ゆっくりと息を吐き出して、通話ボタンを押す。

耳に当てた携帯からは、鳴り続ける呼び出し音しか聞こえない。


あー、そっか……。

繋がっても、出てくれない可能性もあるか。

そんな事をぼんやりと考えて、一向に出ない電話に諦めかけたその時。

「……はい」

電話の向こうから、警戒心を含んだ彼女の声が聞こえた。


「松元さん?」

「はい」

「芹沢だけど、今大丈夫?」

「……」


無言になった彼女が、今何を考えているのか。

それが分からなくて、胸がドキドキと鼓動を速め出す。


――だけど、話さないと。


篠崎君には「春希を助けてやってほしい」って言われたけれど、これは自分のためでもある。

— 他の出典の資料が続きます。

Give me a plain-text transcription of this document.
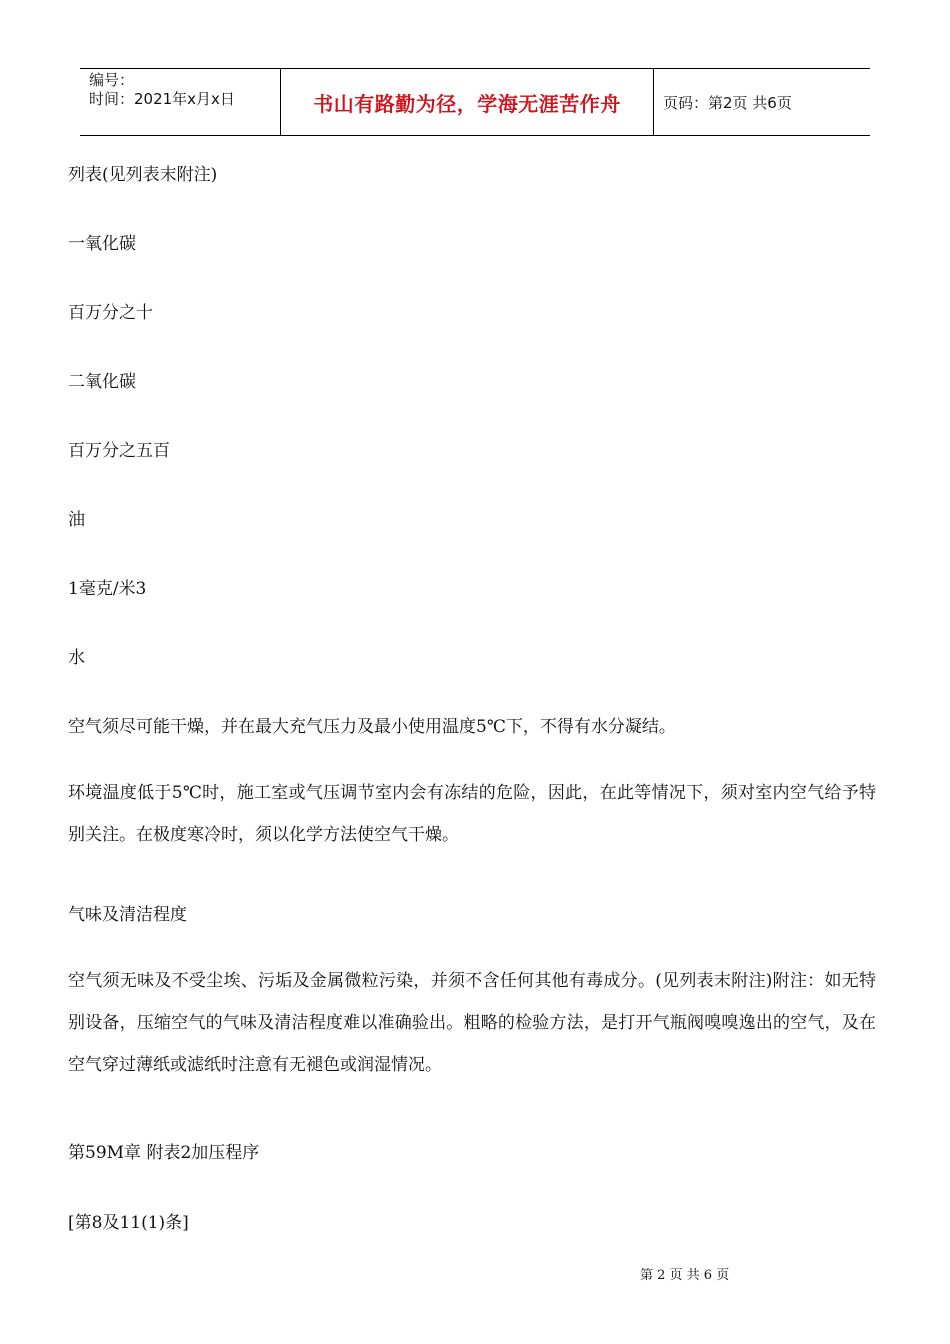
编号：
时间：2021年x月x日	书山有路勤为径，学海无涯苦作舟	页码：第2页 共6页

列表(见列表末附注)

一氧化碳

百万分之十

二氧化碳

百万分之五百

油

1毫克/米3

水

空气须尽可能干燥，并在最大充气压力及最小使用温度5℃下，不得有水分凝结。

环境温度低于5℃时，施工室或气压调节室内会有冻结的危险，因此，在此等情况下，须对室内空气给予特别关注。在极度寒冷时，须以化学方法使空气干燥。

气味及清洁程度

空气须无味及不受尘埃、污垢及金属微粒污染，并须不含任何其他有毒成分。(见列表末附注)附注：如无特别设备，压缩空气的气味及清洁程度难以准确验出。粗略的检验方法，是打开气瓶阀嗅嗅逸出的空气，及在空气穿过薄纸或滤纸时注意有无褪色或润湿情况。

第59M章 附表2加压程序

[第8及11(1)条]

第 2 页 共 6 页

今更向き合ったところで、あの頃の逃げ出した自分を消すことが出来ないけど、きっとこうしないと先に進めないと思った。


いつまでも昔のことを引きずって、“ああしていれば”、“こうしていれば”って、終わりのないたらればを繰り返すのは、もう嫌だから……。


「松元さん、二人で話がしたいんだけど、今から時間あるかな?」

手をギュッと握りしめて、彼女にそんな言葉をかけた。


「……分かりました」

小さな返事が聞こえたのは、私の問い掛けから数十秒経った頃。


どこで話をしようかと悩んでいたら「芹沢さんのお家に行ってもいいですか?」という、彼女の意外な声が聞こえて……。

それに「大丈夫」と返事をした私は、彼女に家の住所を教えて、タクシーを拾うと一旦家に戻ったんだ。